Men of colour and substance

Up until a year or two ago, the most common annoyance that my mom offered to me, as fantastic as she was, concerned my clothing.

"You wear too much black. It's depressing, why do you wear so much black?" I was, really, far and away from what you may now be thinking, and I may as well clear this up before it taints the rest of our time with each other; I only liked the Smiths because Morresey's voice caught. No terribly self-despairing poetry, no black nail polishes, and I learned to smoke while hanging around outside emo concerts while my friends rocked shit inside. It wasn't, and remains far from my scene.

The simple truth was that black was all there was. Black was reinvented in the late nineties and early years of the 21st century, from the triumphant return of the mighty little black dress, to the near fetish levels of black leather in the Matrix. It crept into every facet of fashion then open to me (as an awkward teenager dude) and was, therefore, inescapable. Sneakers, shirts, sweaters... and if you were feeling 'saucy', jeans all mostly came in black. Despite the fact that people remained freaked out on some level about people who wear mostly-to-only black, it dominated style for a decade, and remains a primary style choice as a basic principle.

I'm really happy this
isn't me

I'm wearing a black shirt as I write this.

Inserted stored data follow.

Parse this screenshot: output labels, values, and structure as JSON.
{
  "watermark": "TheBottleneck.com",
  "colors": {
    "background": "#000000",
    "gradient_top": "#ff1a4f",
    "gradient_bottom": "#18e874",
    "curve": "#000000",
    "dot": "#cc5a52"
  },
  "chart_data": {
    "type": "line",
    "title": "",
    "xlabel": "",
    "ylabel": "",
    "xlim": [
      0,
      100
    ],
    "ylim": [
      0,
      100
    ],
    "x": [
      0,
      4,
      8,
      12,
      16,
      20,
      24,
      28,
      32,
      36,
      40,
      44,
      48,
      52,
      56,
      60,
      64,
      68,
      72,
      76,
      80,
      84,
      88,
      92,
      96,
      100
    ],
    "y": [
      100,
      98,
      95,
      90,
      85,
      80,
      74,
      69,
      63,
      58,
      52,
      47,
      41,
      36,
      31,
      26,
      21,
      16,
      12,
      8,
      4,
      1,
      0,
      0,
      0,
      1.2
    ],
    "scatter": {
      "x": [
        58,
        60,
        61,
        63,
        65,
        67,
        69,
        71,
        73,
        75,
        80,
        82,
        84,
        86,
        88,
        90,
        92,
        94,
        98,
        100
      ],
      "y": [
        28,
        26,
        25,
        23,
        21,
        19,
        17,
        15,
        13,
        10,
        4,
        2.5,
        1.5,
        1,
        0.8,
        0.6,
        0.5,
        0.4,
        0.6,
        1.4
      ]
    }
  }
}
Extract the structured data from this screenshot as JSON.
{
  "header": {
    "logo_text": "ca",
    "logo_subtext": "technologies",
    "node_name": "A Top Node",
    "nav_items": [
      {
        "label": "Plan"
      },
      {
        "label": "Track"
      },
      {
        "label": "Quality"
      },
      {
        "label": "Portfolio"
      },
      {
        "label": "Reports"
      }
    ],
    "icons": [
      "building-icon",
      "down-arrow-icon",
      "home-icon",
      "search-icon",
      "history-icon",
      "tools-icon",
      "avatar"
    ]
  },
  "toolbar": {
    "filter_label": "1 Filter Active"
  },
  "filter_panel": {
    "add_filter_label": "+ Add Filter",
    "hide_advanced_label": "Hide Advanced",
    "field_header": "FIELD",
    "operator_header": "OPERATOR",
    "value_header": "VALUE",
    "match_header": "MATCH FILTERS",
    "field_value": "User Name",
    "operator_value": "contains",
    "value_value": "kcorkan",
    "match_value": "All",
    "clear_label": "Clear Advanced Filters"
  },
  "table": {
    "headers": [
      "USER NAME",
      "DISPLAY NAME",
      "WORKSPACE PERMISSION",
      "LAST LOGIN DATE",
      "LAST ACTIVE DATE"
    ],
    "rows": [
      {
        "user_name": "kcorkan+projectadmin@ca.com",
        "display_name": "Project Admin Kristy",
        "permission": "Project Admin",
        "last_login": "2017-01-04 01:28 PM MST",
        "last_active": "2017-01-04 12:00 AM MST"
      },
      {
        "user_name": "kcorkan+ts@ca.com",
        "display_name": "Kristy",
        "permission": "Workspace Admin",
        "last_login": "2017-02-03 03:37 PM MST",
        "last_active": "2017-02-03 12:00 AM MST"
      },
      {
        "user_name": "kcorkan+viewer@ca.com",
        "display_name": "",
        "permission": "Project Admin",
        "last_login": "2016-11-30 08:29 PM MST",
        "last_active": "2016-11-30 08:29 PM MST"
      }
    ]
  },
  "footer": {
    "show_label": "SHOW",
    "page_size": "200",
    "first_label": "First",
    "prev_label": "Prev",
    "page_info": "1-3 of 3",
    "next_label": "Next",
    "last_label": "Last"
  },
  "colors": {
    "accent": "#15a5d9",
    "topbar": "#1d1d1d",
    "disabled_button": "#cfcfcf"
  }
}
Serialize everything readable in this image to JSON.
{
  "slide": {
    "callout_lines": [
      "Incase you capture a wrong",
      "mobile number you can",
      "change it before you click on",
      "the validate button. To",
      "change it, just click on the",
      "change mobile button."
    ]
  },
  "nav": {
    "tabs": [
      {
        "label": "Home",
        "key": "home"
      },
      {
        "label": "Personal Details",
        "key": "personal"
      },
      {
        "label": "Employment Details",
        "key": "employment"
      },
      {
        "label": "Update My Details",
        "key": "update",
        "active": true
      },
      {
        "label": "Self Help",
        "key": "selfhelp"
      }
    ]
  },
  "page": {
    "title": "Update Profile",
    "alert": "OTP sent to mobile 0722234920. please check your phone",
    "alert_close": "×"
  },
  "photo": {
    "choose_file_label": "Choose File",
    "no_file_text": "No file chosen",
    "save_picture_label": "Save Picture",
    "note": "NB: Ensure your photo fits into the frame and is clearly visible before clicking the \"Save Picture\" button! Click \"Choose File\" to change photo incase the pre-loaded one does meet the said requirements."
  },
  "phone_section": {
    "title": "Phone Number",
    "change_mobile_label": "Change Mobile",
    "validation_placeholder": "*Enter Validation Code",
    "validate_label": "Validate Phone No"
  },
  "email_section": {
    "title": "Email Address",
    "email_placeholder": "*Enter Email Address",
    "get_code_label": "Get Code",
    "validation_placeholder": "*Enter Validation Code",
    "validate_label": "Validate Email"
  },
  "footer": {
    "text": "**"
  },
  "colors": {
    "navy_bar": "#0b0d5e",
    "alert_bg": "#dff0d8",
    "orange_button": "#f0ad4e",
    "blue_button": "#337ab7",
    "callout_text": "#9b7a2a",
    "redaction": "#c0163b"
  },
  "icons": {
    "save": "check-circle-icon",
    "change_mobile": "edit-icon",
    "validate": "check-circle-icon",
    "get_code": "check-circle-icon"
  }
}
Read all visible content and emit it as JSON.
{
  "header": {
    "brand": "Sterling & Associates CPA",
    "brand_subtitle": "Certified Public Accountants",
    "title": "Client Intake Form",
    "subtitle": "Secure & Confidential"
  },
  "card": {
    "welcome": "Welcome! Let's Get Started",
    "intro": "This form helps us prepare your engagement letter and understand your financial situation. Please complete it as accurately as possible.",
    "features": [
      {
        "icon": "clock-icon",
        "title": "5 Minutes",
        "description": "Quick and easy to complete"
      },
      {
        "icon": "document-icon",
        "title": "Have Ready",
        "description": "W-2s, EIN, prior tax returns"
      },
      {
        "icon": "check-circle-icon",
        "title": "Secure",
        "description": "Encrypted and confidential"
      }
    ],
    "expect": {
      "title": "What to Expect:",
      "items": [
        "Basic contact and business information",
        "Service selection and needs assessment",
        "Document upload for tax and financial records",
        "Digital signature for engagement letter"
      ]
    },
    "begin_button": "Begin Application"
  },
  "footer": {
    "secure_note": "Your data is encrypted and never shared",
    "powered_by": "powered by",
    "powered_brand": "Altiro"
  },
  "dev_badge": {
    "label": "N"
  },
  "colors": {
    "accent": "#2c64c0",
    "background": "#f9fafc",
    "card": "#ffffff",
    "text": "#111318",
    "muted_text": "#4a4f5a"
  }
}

But of course fashion's tastes change, as they tend to, and colour in men's clothes is alive once again! Rising from their dulled and darkly toned place behind black, colours in menswear have become not only more vibrant, but more active, bringing the new styles an overwhelming feeling of life.


The Don Cardigan

Orisue provides a stylin' urban look with solid colours for sweaters, cardigans and t-shirts, accompanied by the Artful Dodger, Triko, SCIFEN, Durkl, and The Loots.

Damn.

Men Style.com are showing a spring lineup that hearkens back to the days of free love and LSD-friendly patterns and colours with brands like Etro hitting the retro wave with the subtlety of a jackhammer, yet self-satirizing.


Etro

Of course we must consider the entirty of the fashion world, when we remember to. Though loud colours and lively styles are working their way back into the mainstream of men's style, Asiatic cultures have mastered the art. Despite being on the point furthest from Beijing-to-Seoul they can get without swimming, one third of the student body at my 'prestigious' school is on a student visa from China, Korea or Japan, and daily I marvel at the fresh perspective on fashion they bring with them. "Street Fashion" (a cover-all term for a wide range of style) is a part of what many people in the West sometimes view as an Asian oddity since some examples of it they've seen include elaborate costumes, or gothic lolita, or other such eye catching outfits that instantly betray Western restraint. The truth of the matter is far more exciting. Designers approach fashion with few limits in mind, the body a canvas for personal expression not to defy or challenge conventional style, but to communicate only to those who share their style their ideas. As famed photographer Shoichi Aoki explained "You show your feelings, your awareness of fashion. It has no social context whatsoever. They don’t care at all about how other people in society or how other groups see them."